I can’t describe India. It is like nothing I have ever experienced before. At best my descriptions and recollections are fragmented pieces of everything I encountered. While I was there, I was sure this was a place I would NEVER want to return to. But now, I realize there were some things about living in India that really began to grow on me. . . . 

In India, while one’s surroundings are desolate and impoverished, the women stand out like shimmering gems against the bleak background. The women in India are BEAUTIFUL. Their slender, exotic features, ebony hair, and bronze skin wrapped in brightly, bedazzled sarees and salwars cause them to shine. I loved walking through the market place or standing on the subway watching the elegantly clad women come and go. Each and every woman embodies the royalty she was created by Jesus to be in those vestments. 



———————————————————————————————



At night we would walk the streets of Calcutta, usually on a run to get samosas or paneer rolls, our favorite Indian street cuisine. Paneer rolls are chapatis loaded with sautéed paneer (a type of cheese), onion, peppers, then squeezed with lime and covered in a wonderful spicy sauce and ketchup. I loved these runs. 

On our walk back to the hostel we would usually stop at the corner and spend 3 rupees on a hot cup of chai. Chai stands are places for social gatherings. Everyone stands around them with their cup of chai and life just stops as conversations begin. 


——————————————————————————————–

 The children love to laugh and they soak up love like a sponge. 

I remember walking through a shanty slum along the railroad track. A crowd of children immediately ran to us holding out their hands to shake ours. Soon we had a following. We stopped in front of one family’s home. They offered us a seat on the tracks in front of their “house”. Our contact began speaking with them in Bengali. I noticed a little girl looking at me from behind her father’s leg. I motioned for her to come over. She immediately jumped at the opportunity to sit on my lap. 

It was Sunday. 

My hardest day in India, you can read about it here:

 (I just denied Christ three times


I had just left the dying man by the side of the road and my heart was heavy . . . no, my heart had been obliterated. I had been pleading in my heart all day, Jesus I need you!! The little girl came over. She sat on my lap. I looked deep into her eyes, and in the words of my favorite hymn: 


And then a little light from heaven filled my soul, my soul. It filled my heart with love and it wrote my name above, and just a little talk with Jesus makes it right. 

“Here I am.”  Jesus said to me right there on the tracks. I hugged that little girl and she hugged me back. In that moment, I needed her embrace more than she could have ever imagined. 

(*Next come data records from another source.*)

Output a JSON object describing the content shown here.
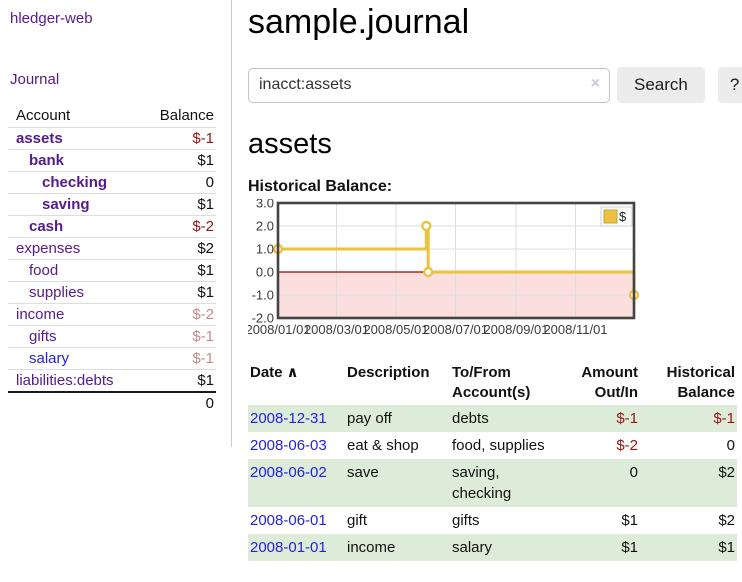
{
  "app": {
    "brand": "hledger-web"
  },
  "sidebar": {
    "journal_link": "Journal",
    "accounts_table": {
      "headers": {
        "account": "Account",
        "balance": "Balance"
      },
      "rows": [
        {
          "name": "assets",
          "balance": "$-1",
          "indent": 0,
          "bold": true,
          "negative": true,
          "dimmed": false,
          "link_color": "purple"
        },
        {
          "name": "bank",
          "balance": "$1",
          "indent": 1,
          "bold": true,
          "negative": false,
          "dimmed": false,
          "link_color": "purple"
        },
        {
          "name": "checking",
          "balance": "0",
          "indent": 2,
          "bold": true,
          "negative": false,
          "dimmed": false,
          "link_color": "purple"
        },
        {
          "name": "saving",
          "balance": "$1",
          "indent": 2,
          "bold": true,
          "negative": false,
          "dimmed": false,
          "link_color": "purple"
        },
        {
          "name": "cash",
          "balance": "$-2",
          "indent": 1,
          "bold": true,
          "negative": true,
          "dimmed": false,
          "link_color": "purple"
        },
        {
          "name": "expenses",
          "balance": "$2",
          "indent": 0,
          "bold": false,
          "negative": false,
          "dimmed": false,
          "link_color": "purple"
        },
        {
          "name": "food",
          "balance": "$1",
          "indent": 1,
          "bold": false,
          "negative": false,
          "dimmed": false,
          "link_color": "purple"
        },
        {
          "name": "supplies",
          "balance": "$1",
          "indent": 1,
          "bold": false,
          "negative": false,
          "dimmed": false,
          "link_color": "purple"
        },
        {
          "name": "income",
          "balance": "$-2",
          "indent": 0,
          "bold": false,
          "negative": true,
          "dimmed": true,
          "link_color": "purple"
        },
        {
          "name": "gifts",
          "balance": "$-1",
          "indent": 1,
          "bold": false,
          "negative": true,
          "dimmed": true,
          "link_color": "purple"
        },
        {
          "name": "salary",
          "balance": "$-1",
          "indent": 1,
          "bold": false,
          "negative": true,
          "dimmed": true,
          "link_color": "blue"
        },
        {
          "name": "liabilities:debts",
          "balance": "$1",
          "indent": 0,
          "bold": false,
          "negative": false,
          "dimmed": false,
          "link_color": "purple"
        }
      ],
      "total": "0"
    }
  },
  "header": {
    "title": "sample.journal"
  },
  "search": {
    "query": "inacct:assets",
    "clear_icon": "×",
    "button_label": "Search",
    "help_label": "?"
  },
  "account_page": {
    "heading": "assets",
    "chart_label": "Historical Balance:"
  },
  "chart_data": {
    "type": "line",
    "step": true,
    "title": "Historical Balance:",
    "legend": {
      "label": "$",
      "position": "top-right"
    },
    "x_range": [
      "2008-01-01",
      "2008-12-31"
    ],
    "ylim": [
      -2,
      3
    ],
    "y_ticks": [
      {
        "label": "3.0",
        "value": 3
      },
      {
        "label": "2.0",
        "value": 2
      },
      {
        "label": "1.0",
        "value": 1
      },
      {
        "label": "0.0",
        "value": 0
      },
      {
        "label": "-1.0",
        "value": -1
      },
      {
        "label": "-2.0",
        "value": -2
      }
    ],
    "x_ticks": [
      {
        "label": "2008/01/01",
        "date": "2008-01-01"
      },
      {
        "label": "2008/03/01",
        "date": "2008-03-01"
      },
      {
        "label": "2008/05/01",
        "date": "2008-05-01"
      },
      {
        "label": "2008/07/01",
        "date": "2008-07-01"
      },
      {
        "label": "2008/09/01",
        "date": "2008-09-01"
      },
      {
        "label": "2008/11/01",
        "date": "2008-11-01"
      }
    ],
    "series": [
      {
        "name": "$",
        "color": "#edc240",
        "points": [
          [
            "2008-01-01",
            1
          ],
          [
            "2008-06-01",
            2
          ],
          [
            "2008-06-03",
            0
          ],
          [
            "2008-12-31",
            -1
          ]
        ]
      }
    ],
    "grid": true,
    "colors": {
      "grid": "#dddddd",
      "border": "#444444",
      "zero_line": "#a00000",
      "negative_region": "#fbdede",
      "marker_fill": "#ffffff",
      "tick_text": "#3c3c3c"
    }
  },
  "register": {
    "columns": [
      {
        "line1": "Date",
        "line2": "",
        "align": "left",
        "sort_icon": "∧"
      },
      {
        "line1": "Description",
        "line2": "",
        "align": "left"
      },
      {
        "line1": "To/From",
        "line2": "Account(s)",
        "align": "left"
      },
      {
        "line1": "Amount",
        "line2": "Out/In",
        "align": "right"
      },
      {
        "line1": "Historical",
        "line2": "Balance",
        "align": "right"
      }
    ],
    "rows": [
      {
        "date": "2008-12-31",
        "description": "pay off",
        "accounts": "debts",
        "amount": "$-1",
        "balance": "$-1"
      },
      {
        "date": "2008-06-03",
        "description": "eat & shop",
        "accounts": "food, supplies",
        "amount": "$-2",
        "balance": "0"
      },
      {
        "date": "2008-06-02",
        "description": "save",
        "accounts": "saving,\nchecking",
        "amount": "0",
        "balance": "$2"
      },
      {
        "date": "2008-06-01",
        "description": "gift",
        "accounts": "gifts",
        "amount": "$1",
        "balance": "$2"
      },
      {
        "date": "2008-01-01",
        "description": "income",
        "accounts": "salary",
        "amount": "$1",
        "balance": "$1"
      }
    ]
  }
}
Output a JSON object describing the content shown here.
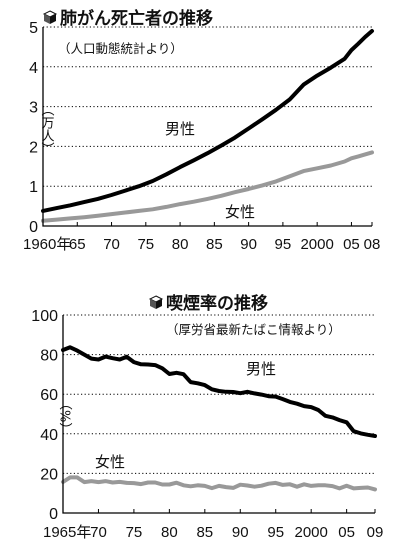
{
  "chart_data": [
    {
      "type": "line",
      "title": "肺がん死亡者の推移",
      "subtitle": "（人口動態統計より）",
      "ylabel": "（万人）",
      "ylim": [
        0,
        5
      ],
      "yticks": [
        "0",
        "1",
        "2",
        "3",
        "4",
        "5"
      ],
      "xlim": [
        1960,
        2008
      ],
      "xticks": [
        {
          "value": 1960,
          "label": "1960年"
        },
        {
          "value": 1965,
          "label": "65"
        },
        {
          "value": 1970,
          "label": "70"
        },
        {
          "value": 1975,
          "label": "75"
        },
        {
          "value": 1980,
          "label": "80"
        },
        {
          "value": 1985,
          "label": "85"
        },
        {
          "value": 1990,
          "label": "90"
        },
        {
          "value": 1995,
          "label": "95"
        },
        {
          "value": 2000,
          "label": "2000"
        },
        {
          "value": 2005,
          "label": "05"
        },
        {
          "value": 2008,
          "label": "08"
        }
      ],
      "grid": true,
      "series": [
        {
          "name": "男性",
          "color": "#000000",
          "x": [
            1960,
            1962,
            1964,
            1966,
            1968,
            1970,
            1972,
            1974,
            1976,
            1978,
            1980,
            1982,
            1984,
            1986,
            1988,
            1990,
            1992,
            1994,
            1996,
            1998,
            2000,
            2002,
            2004,
            2005,
            2006,
            2007,
            2008
          ],
          "y": [
            0.38,
            0.45,
            0.52,
            0.6,
            0.68,
            0.78,
            0.89,
            1.0,
            1.13,
            1.3,
            1.48,
            1.65,
            1.83,
            2.02,
            2.22,
            2.45,
            2.68,
            2.92,
            3.18,
            3.55,
            3.78,
            3.98,
            4.2,
            4.42,
            4.58,
            4.75,
            4.9
          ]
        },
        {
          "name": "女性",
          "color": "#999999",
          "x": [
            1960,
            1962,
            1964,
            1966,
            1968,
            1970,
            1972,
            1974,
            1976,
            1978,
            1980,
            1982,
            1984,
            1986,
            1988,
            1990,
            1992,
            1994,
            1996,
            1998,
            2000,
            2002,
            2004,
            2005,
            2006,
            2007,
            2008
          ],
          "y": [
            0.13,
            0.16,
            0.19,
            0.22,
            0.26,
            0.3,
            0.34,
            0.38,
            0.42,
            0.48,
            0.55,
            0.61,
            0.68,
            0.76,
            0.85,
            0.93,
            1.02,
            1.12,
            1.25,
            1.38,
            1.45,
            1.52,
            1.62,
            1.7,
            1.75,
            1.8,
            1.85
          ]
        }
      ]
    },
    {
      "type": "line",
      "title": "喫煙率の推移",
      "subtitle": "（厚労省最新たばこ情報より）",
      "ylabel": "（%）",
      "ylim": [
        0,
        100
      ],
      "yticks": [
        "0",
        "20",
        "40",
        "60",
        "80",
        "100"
      ],
      "xlim": [
        1965,
        2009
      ],
      "xticks": [
        {
          "value": 1965,
          "label": "1965年"
        },
        {
          "value": 1970,
          "label": "70"
        },
        {
          "value": 1975,
          "label": "75"
        },
        {
          "value": 1980,
          "label": "80"
        },
        {
          "value": 1985,
          "label": "85"
        },
        {
          "value": 1990,
          "label": "90"
        },
        {
          "value": 1995,
          "label": "95"
        },
        {
          "value": 2000,
          "label": "2000"
        },
        {
          "value": 2005,
          "label": "05"
        },
        {
          "value": 2009,
          "label": "09"
        }
      ],
      "grid": true,
      "series": [
        {
          "name": "男性",
          "color": "#000000",
          "x": [
            1965,
            1966,
            1967,
            1968,
            1969,
            1970,
            1971,
            1972,
            1973,
            1974,
            1975,
            1976,
            1977,
            1978,
            1979,
            1980,
            1981,
            1982,
            1983,
            1984,
            1985,
            1986,
            1987,
            1988,
            1989,
            1990,
            1991,
            1992,
            1993,
            1994,
            1995,
            1996,
            1997,
            1998,
            1999,
            2000,
            2001,
            2002,
            2003,
            2004,
            2005,
            2006,
            2007,
            2008,
            2009
          ],
          "y": [
            82.3,
            83.7,
            82.0,
            80.0,
            78.0,
            77.5,
            79.0,
            78.2,
            77.5,
            78.9,
            76.2,
            75.1,
            75.0,
            74.7,
            73.1,
            70.2,
            70.8,
            70.1,
            66.1,
            65.5,
            64.6,
            62.5,
            61.6,
            61.2,
            61.1,
            60.5,
            61.2,
            60.4,
            59.8,
            59.0,
            58.8,
            57.5,
            56.1,
            55.2,
            54.0,
            53.5,
            52.0,
            49.1,
            48.3,
            46.9,
            45.8,
            41.3,
            40.2,
            39.5,
            38.9
          ]
        },
        {
          "name": "女性",
          "color": "#999999",
          "x": [
            1965,
            1966,
            1967,
            1968,
            1969,
            1970,
            1971,
            1972,
            1973,
            1974,
            1975,
            1976,
            1977,
            1978,
            1979,
            1980,
            1981,
            1982,
            1983,
            1984,
            1985,
            1986,
            1987,
            1988,
            1989,
            1990,
            1991,
            1992,
            1993,
            1994,
            1995,
            1996,
            1997,
            1998,
            1999,
            2000,
            2001,
            2002,
            2003,
            2004,
            2005,
            2006,
            2007,
            2008,
            2009
          ],
          "y": [
            15.7,
            18.0,
            18.0,
            15.6,
            16.1,
            15.6,
            16.1,
            15.4,
            15.7,
            15.2,
            15.1,
            14.6,
            15.4,
            15.4,
            14.4,
            14.4,
            15.3,
            14.0,
            13.5,
            14.0,
            13.7,
            12.6,
            13.7,
            13.1,
            12.7,
            14.3,
            13.9,
            13.3,
            13.8,
            14.8,
            15.2,
            14.2,
            14.5,
            13.3,
            14.5,
            13.7,
            14.0,
            14.0,
            13.6,
            12.4,
            13.8,
            12.4,
            12.7,
            12.9,
            11.9
          ]
        }
      ]
    }
  ]
}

—————————————————————————————————-

India is a spiritually dark and heavy place, but in the midst of the homelessness, the slavery, the oppression, and the poverty there lies a beauty. It is the same type of beauty that is alive in Cambodia, which I described at the beginning of this journey. It is a beautiful chaos. At first, it can be overwhelming and sometimes revolting, but the more you live and be among the people, the more this beauty seeps into your heart and begins to grow into something not so terrible. Many of my teammates and I found ourselves saying throughout our time there, “Am I going crazy because I actually think India is growing on me?!” 

Don’t get me wrong, I will be forever grateful to the Lord for His call to Cambodia and not India, but there is something there, that is not so terrible . . . it’s beautiful. And I will go back. I will walk the streets of Sonagachi again. . . . someday.